A Cinemateca Brasileira: do clube de cinema à crise financeira

Conheça a principal instituição responsável pela memória do cinema no Brasil. E o que pode significar o seu fechamento

Por Natália Santos

A Cinemateca Brasileira voltou aos holofotes da mídia no dia 20 de maio de 2020 quando, ao afastar a atriz Regina Duarte do cargo da Secretaria Especial da Cultura, o presidente Jair Bolsonaro (sem partido) anunciou que a atriz seria a nova responsável pela Cinemateca.

A Cinemateca Brasileira é a instituição responsável pela preservação, restauração e difusão da produção audiovisual brasileira. Dona do maior acervo da América Latina, possui por cerca de 250 mil rolos de filmes e mais de um milhão de documentos relacionados ao cinema, como fotos, roteiros, cartazes e livros, entre outros. Sua sede localiza-se na Vila Clementino, na Zona Sul da cidade de São Paulo.

Atualmente, a Cinemateca é um órgão ligado à Secretaria da Cultura que responsável por assessorar o Ministério do Turismo na formação de políticas, programas e projetos de promoção da cidadania por meio da cultura.

O início de um sonho 

Datada no ano de 1940, a Cinemateca tem sua origem quando Paulo Emílio Sales Gomes, Décio de Almeida Prado, Antonio Candido de Mello e Souza, – todos estudantes da USP – fundam o Primeiro Clube de Cinema de São Paulo. Entretanto, logo no ano seguinte, o Primeiro Clube é fechado pelos órgãos de repressão da ditadura do Estado Novo.

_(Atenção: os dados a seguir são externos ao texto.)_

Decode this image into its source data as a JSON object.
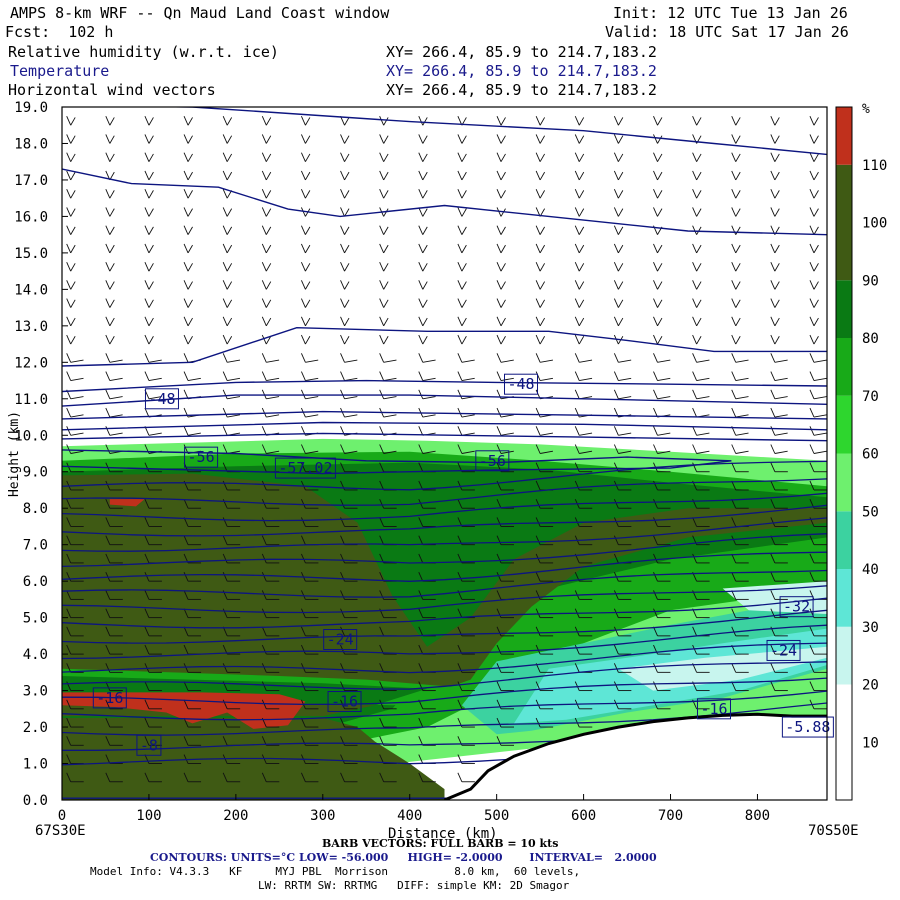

Segundo o professor e autor do livro “A Cinemateca Brasileira: das luzes aos anos de chumbo”, Fausto Douglas Correa Jr., a ideia de criação da instituição foi um “projeto revolucionário no campo da educação”, uma vez que Paulo Emílio, ao entender o cinema como meio de ampliação de consciência política e cultural, conseguiu realizar uma síntese sobre o debate internacional de formatos de cinemateca e criar uma versão que preservasse a memória do audiovisual e ainda promovesse a difusão dos conhecimentos. 

Seis anos depois, em 1946, há uma segunda tentativa. Cria-se, então, o Segundo Clube de Cinema de São Paulo. Agora, guiado por novos membros, o grupo continua a estimular o estudo, a defesa, a divulgação e o desenvolvimento da arte cinematográfica no Brasil. 

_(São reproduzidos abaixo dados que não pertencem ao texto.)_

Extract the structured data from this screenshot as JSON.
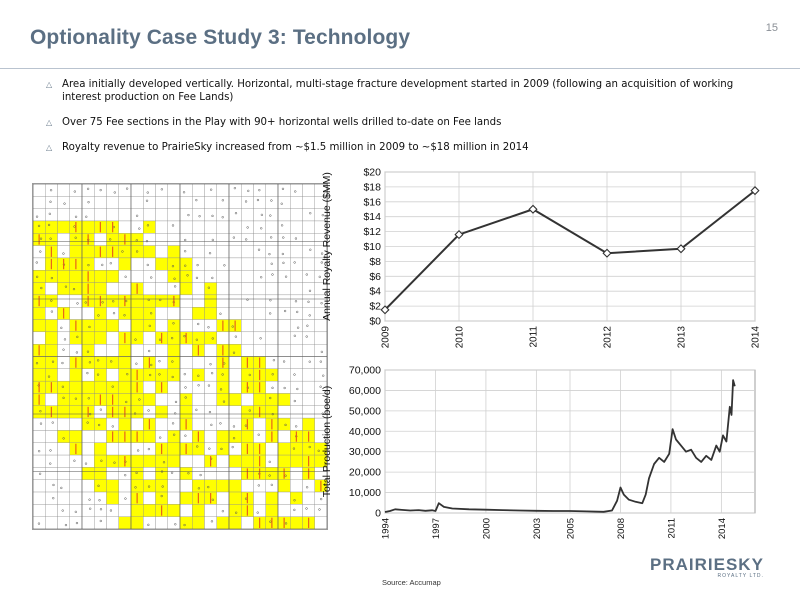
{
  "page": {
    "number": "15",
    "title": "Optionality Case Study 3: Technology"
  },
  "bullets": [
    "Area initially developed vertically. Horizontal, multi-stage fracture development started in 2009 (following an acquisition of working interest production on Fee Lands)",
    "Over 75 Fee sections in the Play with 90+ horizontal wells drilled to-date on Fee lands",
    "Royalty revenue to PrairieSky increased from ~$1.5 million in 2009 to ~$18 million in 2014"
  ],
  "colors": {
    "title": "#5b6f83",
    "rule": "#b9c3cf",
    "fee_land": "#ffff00",
    "well_hz": "#e8641a",
    "line": "#333333"
  },
  "icons": {
    "bullet": "triangle-up-icon"
  },
  "map": {
    "description_shown": false
  },
  "chart_data": [
    {
      "type": "line",
      "ylabel": "Annual Royalty Revenue ($MM)",
      "xlabel": "",
      "categories": [
        "2009",
        "2010",
        "2011",
        "2012",
        "2013",
        "2014"
      ],
      "values": [
        1.5,
        11.6,
        15.0,
        9.1,
        9.7,
        17.5
      ],
      "ylim": [
        0,
        20
      ],
      "yticks": [
        "$0",
        "$2",
        "$4",
        "$6",
        "$8",
        "$10",
        "$12",
        "$14",
        "$16",
        "$18",
        "$20"
      ],
      "grid": true,
      "markers": "open-diamond"
    },
    {
      "type": "line",
      "ylabel": "Total Production (boe/d)",
      "xlabel": "",
      "xticks": [
        "1994",
        "1997",
        "2000",
        "2003",
        "2005",
        "2008",
        "2011",
        "2014"
      ],
      "xlim": [
        1994,
        2016
      ],
      "ylim": [
        0,
        70000
      ],
      "yticks": [
        "0",
        "10,000",
        "20,000",
        "30,000",
        "40,000",
        "50,000",
        "60,000",
        "70,000"
      ],
      "grid": true,
      "x": [
        1994,
        1994.3,
        1994.6,
        1995,
        1995.5,
        1996,
        1996.4,
        1996.8,
        1997.0,
        1997.2,
        1997.5,
        1998,
        1999,
        2000,
        2001,
        2002,
        2003,
        2004,
        2005,
        2006,
        2007,
        2007.5,
        2007.8,
        2008.0,
        2008.2,
        2008.5,
        2008.9,
        2009.3,
        2009.5,
        2009.7,
        2010.0,
        2010.3,
        2010.6,
        2010.9,
        2011.1,
        2011.3,
        2011.6,
        2011.9,
        2012.2,
        2012.5,
        2012.8,
        2013.1,
        2013.4,
        2013.7,
        2013.9,
        2014.1,
        2014.3,
        2014.5,
        2014.6,
        2014.7,
        2014.8
      ],
      "y": [
        500,
        1000,
        1800,
        1500,
        1200,
        1400,
        1100,
        1300,
        1000,
        4800,
        3000,
        2200,
        1800,
        1600,
        1400,
        1200,
        1100,
        1000,
        1000,
        800,
        600,
        1200,
        6000,
        12500,
        9000,
        6500,
        5500,
        4800,
        9000,
        17000,
        24000,
        27000,
        25000,
        29000,
        41000,
        36000,
        33000,
        30000,
        31000,
        27000,
        25000,
        28000,
        26000,
        33000,
        30000,
        38000,
        35000,
        52000,
        48000,
        65000,
        62000
      ]
    }
  ],
  "footer": {
    "source": "Source: Accumap",
    "logo_main": "PRAIRIESKY",
    "logo_sub": "ROYALTY LTD."
  }
}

A partir desse segundo momento, o Segundo Clube passa a ganhar mais robustez e destaque dentro da cidade. Em 1949, o clube, juntamente com o Museu de Arte Moderna de São Paulo – MAM/SP, criam a Filmoteca do museu. Depois de sete anos, a Filmoteca desassociasse do Museu de Arte Moderna e transforma-se no que hoje conhecemos como Cinemateca Brasileira, uma sociedade civil sem fins lucrativos. 

Ao tornar-se fundação, a Cinemateca Brasileira passa a ser vista como uma personalidade jurídica, permitindo convênios com o poder público estatal e com outras organizações como a Sociedade Amigos da Cinemateca (SAC), cuja finalidade de existência é oferecer apoio financeiro e cultural ao trabalho do entidade.

Durante sua história, a Cinemateca foi incorporada ao poder público duas vezes: em 1984, quando a Fundação Cinemateca Brasileira é extinta e passa a ser órgão autônomo da Fundação Nacional Pró-Memória; e em 2003, quando a  Secretaria do Audiovisual do Ministério da Cultura incorpora a Cinemateca Brasileira, modelo mais semelhante com a situação de hoje. 

Sendo parte do órgão público federal, a Cinemateca passou a sofrer oscilações a depender dos ideais do governo vigente. De 2008 a 2013, por exemplo, no próprio site da instituição, é mencionado que houve um “grande impulso nas suas atividades de preservação e difusão de acervos, bem como na infraestrutura, graças a recursos investidos pelo antigo Ministério da Cultura, em parceria com a Sociedade Amigos da Cinemateca”. 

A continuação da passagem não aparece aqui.